Need an easy gluten free desert? How ’bout pears poached in port orange sauce – served with crème fraise? Your guests will think they have gone to heaven!
1 cup port wine
3⁄4 cups sugar
3 2″ strips orange peel
1 2″ strip lemon peel
1 stick cinnamon
4 firm ripe Bosc pears
For Crème Fraise:
1 small container Crème fraise
1/2 tsp cinnamon
2 tsp brown sugar
1. Combine wine, sugar, orange peel, lemon peel, cinnamon, and 2 cups water in a 4-qt. saucepan over medium-high heat. Cook, stirring, until sugar dissolves, about 5 minutes. Remove pan from heat and set aside.

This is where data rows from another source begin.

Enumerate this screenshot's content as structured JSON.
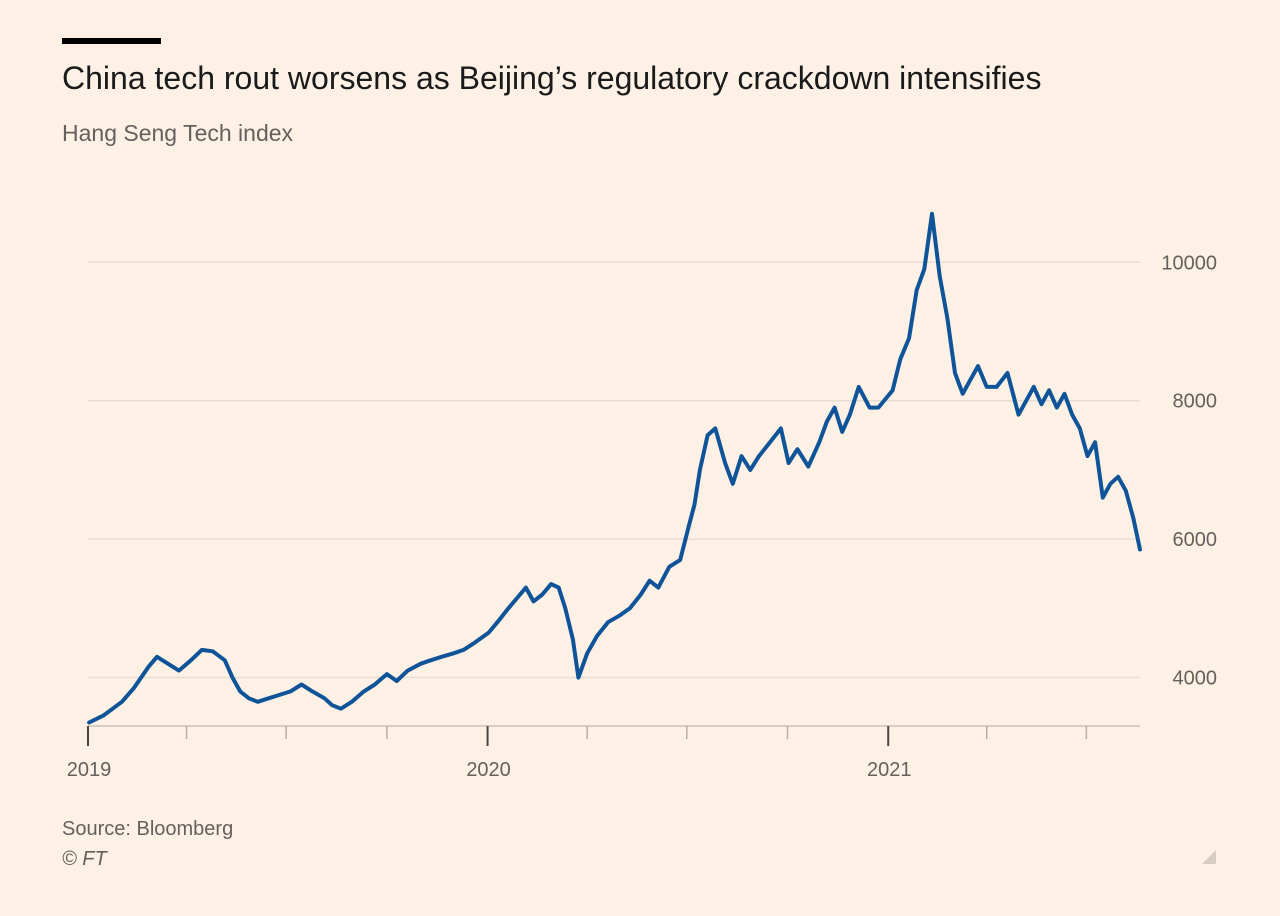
{
  "header": {
    "title": "China tech rout worsens as Beijing’s regulatory crackdown intensifies",
    "subtitle": "Hang Seng Tech index"
  },
  "footer": {
    "source": "Source: Bloomberg",
    "copyright": "© FT"
  },
  "colors": {
    "background": "#fdf1e6",
    "series": "#0f5499",
    "grid": "#e8ddd2",
    "axis_text": "#66605c"
  },
  "chart_data": {
    "type": "line",
    "xlim": [
      "2019-01-01",
      "2021-08-19"
    ],
    "ylim": [
      3300,
      10900
    ],
    "grid": true,
    "y_ticks": [
      {
        "value": 4000,
        "label": "4000"
      },
      {
        "value": 6000,
        "label": "6000"
      },
      {
        "value": 8000,
        "label": "8000"
      },
      {
        "value": 10000,
        "label": "10000"
      }
    ],
    "x_labels": [
      {
        "date": "2019-01-01",
        "label": "2019"
      },
      {
        "date": "2020-01-01",
        "label": "2020"
      },
      {
        "date": "2021-01-01",
        "label": "2021"
      }
    ],
    "x_minor_ticks": [
      "2019-04-01",
      "2019-07-01",
      "2019-10-01",
      "2020-04-01",
      "2020-07-01",
      "2020-10-01",
      "2021-04-01",
      "2021-07-01"
    ],
    "series": [
      {
        "x": [
          "2019-01-02",
          "2019-01-15",
          "2019-02-01",
          "2019-02-12",
          "2019-02-25",
          "2019-03-05",
          "2019-03-15",
          "2019-03-25",
          "2019-04-05",
          "2019-04-15",
          "2019-04-25",
          "2019-05-06",
          "2019-05-13",
          "2019-05-20",
          "2019-05-28",
          "2019-06-05",
          "2019-06-15",
          "2019-06-25",
          "2019-07-05",
          "2019-07-15",
          "2019-07-25",
          "2019-08-05",
          "2019-08-12",
          "2019-08-20",
          "2019-08-30",
          "2019-09-10",
          "2019-09-20",
          "2019-10-01",
          "2019-10-10",
          "2019-10-20",
          "2019-11-01",
          "2019-11-10",
          "2019-11-20",
          "2019-12-01",
          "2019-12-10",
          "2019-12-20",
          "2020-01-02",
          "2020-01-10",
          "2020-01-20",
          "2020-01-28",
          "2020-02-05",
          "2020-02-12",
          "2020-02-20",
          "2020-02-28",
          "2020-03-06",
          "2020-03-12",
          "2020-03-19",
          "2020-03-24",
          "2020-04-01",
          "2020-04-10",
          "2020-04-20",
          "2020-05-01",
          "2020-05-10",
          "2020-05-20",
          "2020-05-28",
          "2020-06-05",
          "2020-06-15",
          "2020-06-25",
          "2020-07-03",
          "2020-07-08",
          "2020-07-13",
          "2020-07-20",
          "2020-07-27",
          "2020-08-05",
          "2020-08-12",
          "2020-08-20",
          "2020-08-28",
          "2020-09-05",
          "2020-09-15",
          "2020-09-25",
          "2020-10-02",
          "2020-10-10",
          "2020-10-20",
          "2020-10-30",
          "2020-11-06",
          "2020-11-13",
          "2020-11-20",
          "2020-11-27",
          "2020-12-05",
          "2020-12-15",
          "2020-12-23",
          "2021-01-05",
          "2021-01-12",
          "2021-01-20",
          "2021-01-27",
          "2021-02-03",
          "2021-02-10",
          "2021-02-17",
          "2021-02-24",
          "2021-03-03",
          "2021-03-10",
          "2021-03-17",
          "2021-03-24",
          "2021-04-01",
          "2021-04-10",
          "2021-04-20",
          "2021-04-30",
          "2021-05-07",
          "2021-05-14",
          "2021-05-21",
          "2021-05-28",
          "2021-06-04",
          "2021-06-11",
          "2021-06-18",
          "2021-06-25",
          "2021-07-02",
          "2021-07-09",
          "2021-07-16",
          "2021-07-23",
          "2021-07-30",
          "2021-08-06",
          "2021-08-13",
          "2021-08-19"
        ],
        "y": [
          3350,
          3450,
          3650,
          3850,
          4150,
          4300,
          4200,
          4100,
          4250,
          4400,
          4380,
          4250,
          4000,
          3800,
          3700,
          3650,
          3700,
          3750,
          3800,
          3900,
          3800,
          3700,
          3600,
          3550,
          3650,
          3800,
          3900,
          4050,
          3950,
          4100,
          4200,
          4250,
          4300,
          4350,
          4400,
          4500,
          4650,
          4800,
          5000,
          5150,
          5300,
          5100,
          5200,
          5350,
          5300,
          5000,
          4550,
          4000,
          4350,
          4600,
          4800,
          4900,
          5000,
          5200,
          5400,
          5300,
          5600,
          5700,
          6200,
          6500,
          7000,
          7500,
          7600,
          7100,
          6800,
          7200,
          7000,
          7200,
          7400,
          7600,
          7100,
          7300,
          7050,
          7400,
          7700,
          7900,
          7550,
          7800,
          8200,
          7900,
          7900,
          8150,
          8600,
          8900,
          9600,
          9900,
          10700,
          9800,
          9200,
          8400,
          8100,
          8300,
          8500,
          8200,
          8200,
          8400,
          7800,
          8000,
          8200,
          7950,
          8150,
          7900,
          8100,
          7800,
          7600,
          7200,
          7400,
          6600,
          6800,
          6900,
          6700,
          6300,
          5850
        ]
      }
    ]
  }
}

2. Mix crème fraise, cinnamon, & brown sugar. Refidgerate until ready to serve.
2. Cut 1⁄4″ from pear bottoms to make a flat surface. Peel pears and nestle them into bottom of pan containing wine mixture. Bring to a boil, reduce heat to medium-low, and simmer, covered, until a knife slides into pears with ease, 50–60 minutes. Remove from heat; let cool. To serve, transfer pears, cut side down, to 4 plates and drizzle some of the sauce from the pan over pears. Serve with a dallop of cinnamon crème fraise.